Recall that, by defintion, a dimension is just the least number of linerally independent coordinates required to specify uniquely the points in a space. For everyday life we usually only need to describe a position by it's spatial coordinate, which is why we're used to 3 dimensions. If you want to compare times, you treat time a fourth. You continue the process until you have the number of dimensions required to assign every possible "point" in the universe to an independent coordinate. When you determine this number, you know the dimension of the universe.
<math> OK, what I said above isn't really true, since spacetime is curved. Hence, physicists say that spacetime is a "manifold." This means that while we can describe everything in terms of orthogonal dimensions, what we really do is describe things in terms of locally euclidean manifolds which are homeomorphic to R^n where n is the lowest number of orthogonal dimensions required to describe all elements of the universe discretely.</math>
It's also possible to create more "artificial" spaces. For example, you can consider velocity as a dimension. Thus, a particle moving in 3d space will exist as a point in our new 6d space. (3 position coords, 3 velocity coords). As it turns out, this can make analyzing certain physics problems (like pendulums for example) much easier.

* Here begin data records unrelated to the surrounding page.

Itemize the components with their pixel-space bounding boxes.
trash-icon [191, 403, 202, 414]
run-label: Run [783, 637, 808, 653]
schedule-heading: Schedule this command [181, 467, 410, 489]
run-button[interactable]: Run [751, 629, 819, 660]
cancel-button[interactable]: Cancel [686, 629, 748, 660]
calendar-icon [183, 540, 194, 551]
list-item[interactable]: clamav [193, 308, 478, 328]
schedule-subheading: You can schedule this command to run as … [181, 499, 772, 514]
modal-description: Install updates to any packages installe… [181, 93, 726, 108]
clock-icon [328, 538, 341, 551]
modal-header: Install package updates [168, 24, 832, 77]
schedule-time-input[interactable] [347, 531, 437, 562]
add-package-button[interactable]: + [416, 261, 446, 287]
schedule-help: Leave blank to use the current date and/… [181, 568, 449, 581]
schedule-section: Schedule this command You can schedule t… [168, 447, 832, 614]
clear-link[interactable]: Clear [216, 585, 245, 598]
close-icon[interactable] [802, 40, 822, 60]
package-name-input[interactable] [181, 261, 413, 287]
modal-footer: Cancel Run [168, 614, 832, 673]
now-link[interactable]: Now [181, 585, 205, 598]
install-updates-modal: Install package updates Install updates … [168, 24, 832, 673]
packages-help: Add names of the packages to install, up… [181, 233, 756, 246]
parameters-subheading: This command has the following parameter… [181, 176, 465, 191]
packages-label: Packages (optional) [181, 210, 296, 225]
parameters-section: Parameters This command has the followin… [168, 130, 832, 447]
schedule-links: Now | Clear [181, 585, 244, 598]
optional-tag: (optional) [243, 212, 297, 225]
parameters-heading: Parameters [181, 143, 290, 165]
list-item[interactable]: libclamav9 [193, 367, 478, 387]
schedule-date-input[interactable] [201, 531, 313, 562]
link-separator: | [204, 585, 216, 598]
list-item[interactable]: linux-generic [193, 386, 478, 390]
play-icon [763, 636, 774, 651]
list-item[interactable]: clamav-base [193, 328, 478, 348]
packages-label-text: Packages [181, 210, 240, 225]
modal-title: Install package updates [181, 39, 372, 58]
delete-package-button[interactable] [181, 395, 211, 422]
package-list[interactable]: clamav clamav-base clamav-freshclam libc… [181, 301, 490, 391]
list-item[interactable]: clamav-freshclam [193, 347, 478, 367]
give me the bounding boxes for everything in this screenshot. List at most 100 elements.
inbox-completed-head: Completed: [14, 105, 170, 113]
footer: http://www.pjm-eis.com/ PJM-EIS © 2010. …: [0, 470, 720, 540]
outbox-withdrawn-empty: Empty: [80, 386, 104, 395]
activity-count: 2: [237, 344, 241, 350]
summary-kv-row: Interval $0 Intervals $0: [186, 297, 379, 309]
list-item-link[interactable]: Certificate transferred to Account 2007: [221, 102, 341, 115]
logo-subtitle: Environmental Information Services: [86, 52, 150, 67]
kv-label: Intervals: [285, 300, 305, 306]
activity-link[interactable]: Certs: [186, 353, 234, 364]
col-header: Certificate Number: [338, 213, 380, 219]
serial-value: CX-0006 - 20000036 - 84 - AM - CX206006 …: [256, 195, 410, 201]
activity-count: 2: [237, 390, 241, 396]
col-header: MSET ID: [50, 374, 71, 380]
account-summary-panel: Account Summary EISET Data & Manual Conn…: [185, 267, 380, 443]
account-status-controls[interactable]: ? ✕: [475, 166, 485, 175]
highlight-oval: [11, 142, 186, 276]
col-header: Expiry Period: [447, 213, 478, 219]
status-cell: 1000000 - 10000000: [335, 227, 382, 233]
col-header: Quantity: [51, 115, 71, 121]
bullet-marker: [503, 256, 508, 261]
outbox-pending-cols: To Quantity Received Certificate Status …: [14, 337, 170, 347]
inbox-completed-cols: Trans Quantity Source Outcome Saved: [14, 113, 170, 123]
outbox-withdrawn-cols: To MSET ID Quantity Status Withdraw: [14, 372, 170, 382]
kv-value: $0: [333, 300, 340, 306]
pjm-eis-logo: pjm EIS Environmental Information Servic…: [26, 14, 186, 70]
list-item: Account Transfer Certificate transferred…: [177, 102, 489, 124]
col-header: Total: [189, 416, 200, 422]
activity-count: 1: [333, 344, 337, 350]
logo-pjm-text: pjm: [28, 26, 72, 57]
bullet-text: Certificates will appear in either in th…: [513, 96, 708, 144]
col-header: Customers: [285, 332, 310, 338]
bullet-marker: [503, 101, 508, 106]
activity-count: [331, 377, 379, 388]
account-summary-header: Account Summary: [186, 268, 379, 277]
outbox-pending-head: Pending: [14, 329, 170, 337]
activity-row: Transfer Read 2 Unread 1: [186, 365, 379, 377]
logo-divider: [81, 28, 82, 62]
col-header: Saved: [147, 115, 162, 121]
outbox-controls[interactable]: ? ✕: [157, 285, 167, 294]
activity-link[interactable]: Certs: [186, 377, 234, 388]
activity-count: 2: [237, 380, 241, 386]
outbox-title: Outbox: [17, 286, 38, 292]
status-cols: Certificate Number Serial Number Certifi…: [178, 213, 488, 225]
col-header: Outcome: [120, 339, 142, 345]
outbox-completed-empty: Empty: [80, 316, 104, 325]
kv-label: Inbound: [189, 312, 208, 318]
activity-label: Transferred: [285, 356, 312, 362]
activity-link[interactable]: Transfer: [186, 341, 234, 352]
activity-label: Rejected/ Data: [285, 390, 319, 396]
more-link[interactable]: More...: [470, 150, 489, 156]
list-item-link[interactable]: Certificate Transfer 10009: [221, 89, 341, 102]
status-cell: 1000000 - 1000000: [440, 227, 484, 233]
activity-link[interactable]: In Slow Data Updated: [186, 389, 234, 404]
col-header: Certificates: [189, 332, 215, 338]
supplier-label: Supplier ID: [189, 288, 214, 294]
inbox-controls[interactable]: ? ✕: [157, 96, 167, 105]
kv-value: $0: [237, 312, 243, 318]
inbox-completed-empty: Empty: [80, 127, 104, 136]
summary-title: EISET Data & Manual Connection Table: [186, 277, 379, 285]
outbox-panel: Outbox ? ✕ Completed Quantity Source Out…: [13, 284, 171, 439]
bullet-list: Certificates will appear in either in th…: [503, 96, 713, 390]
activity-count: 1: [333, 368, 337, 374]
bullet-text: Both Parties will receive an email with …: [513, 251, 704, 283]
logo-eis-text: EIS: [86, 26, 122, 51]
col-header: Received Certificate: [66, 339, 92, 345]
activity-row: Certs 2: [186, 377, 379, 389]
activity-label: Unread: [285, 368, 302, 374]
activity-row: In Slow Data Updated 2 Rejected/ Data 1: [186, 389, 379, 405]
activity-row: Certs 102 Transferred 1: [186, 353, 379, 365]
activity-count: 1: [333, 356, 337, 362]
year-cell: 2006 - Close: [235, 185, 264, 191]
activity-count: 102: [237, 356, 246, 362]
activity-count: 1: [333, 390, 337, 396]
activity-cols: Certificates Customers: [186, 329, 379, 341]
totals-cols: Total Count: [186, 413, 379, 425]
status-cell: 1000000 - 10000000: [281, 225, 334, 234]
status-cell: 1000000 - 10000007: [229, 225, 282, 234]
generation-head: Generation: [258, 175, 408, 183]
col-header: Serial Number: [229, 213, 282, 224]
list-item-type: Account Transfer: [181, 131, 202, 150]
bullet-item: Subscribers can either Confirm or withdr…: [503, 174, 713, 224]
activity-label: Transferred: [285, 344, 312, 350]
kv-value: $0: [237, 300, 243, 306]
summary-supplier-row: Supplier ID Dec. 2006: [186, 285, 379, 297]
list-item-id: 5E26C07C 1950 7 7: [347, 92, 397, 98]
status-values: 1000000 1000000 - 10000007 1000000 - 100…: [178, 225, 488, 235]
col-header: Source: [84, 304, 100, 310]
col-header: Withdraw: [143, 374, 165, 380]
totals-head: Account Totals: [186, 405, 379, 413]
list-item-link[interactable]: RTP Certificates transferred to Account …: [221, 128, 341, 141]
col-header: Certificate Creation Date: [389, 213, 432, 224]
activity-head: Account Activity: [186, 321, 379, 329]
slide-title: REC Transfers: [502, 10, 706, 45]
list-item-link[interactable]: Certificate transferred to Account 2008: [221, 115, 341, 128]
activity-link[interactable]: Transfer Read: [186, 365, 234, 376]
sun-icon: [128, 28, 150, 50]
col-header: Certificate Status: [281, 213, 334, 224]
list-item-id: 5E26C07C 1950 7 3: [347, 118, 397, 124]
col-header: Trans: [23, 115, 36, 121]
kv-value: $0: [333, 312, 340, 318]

<math> Likewise, consider an n-degree polynomial, where n is a natural number or 0. It will the form a+bx+cx^2+dx^4+...+px^n. We can represent this as a curve in 2d space [ie x vs. f(x)] or we can represent it as a point in n-dimensional space. [with x^k being a unit vector in the k-dimension]. Proving orthogonality is left as an exercise to the reader.
</math>
Pretty much what people have been saying in this thread is true: Don't assume that because you can only immediately observe 3 (or 4) dimensions that that's all there is in existence. Dimensions aren't really "things"; they're really just measures.
If you find two particles that are distinct but superimposed on one another in some number of dimensions, you need to introduce a new dimension to describe the new coordinate. This is why time is a dimension. Suppose you have a ping-pong ball located at some point in space. Someone then moves the red ball and places a blue in the same spatial coordinates where the red ball once was. Both the red and blue balls can be described as occupying the same point in 3d, so you need a fourth dimension (time) to accurately describe the system.
It's normal to find dimensions confusing. Remember that two of the major mathematical revolutions of the last 150 years (topology and differential geometry) as well as a major branch of physics (relativity) were built around questions exactly like those raised in this thread.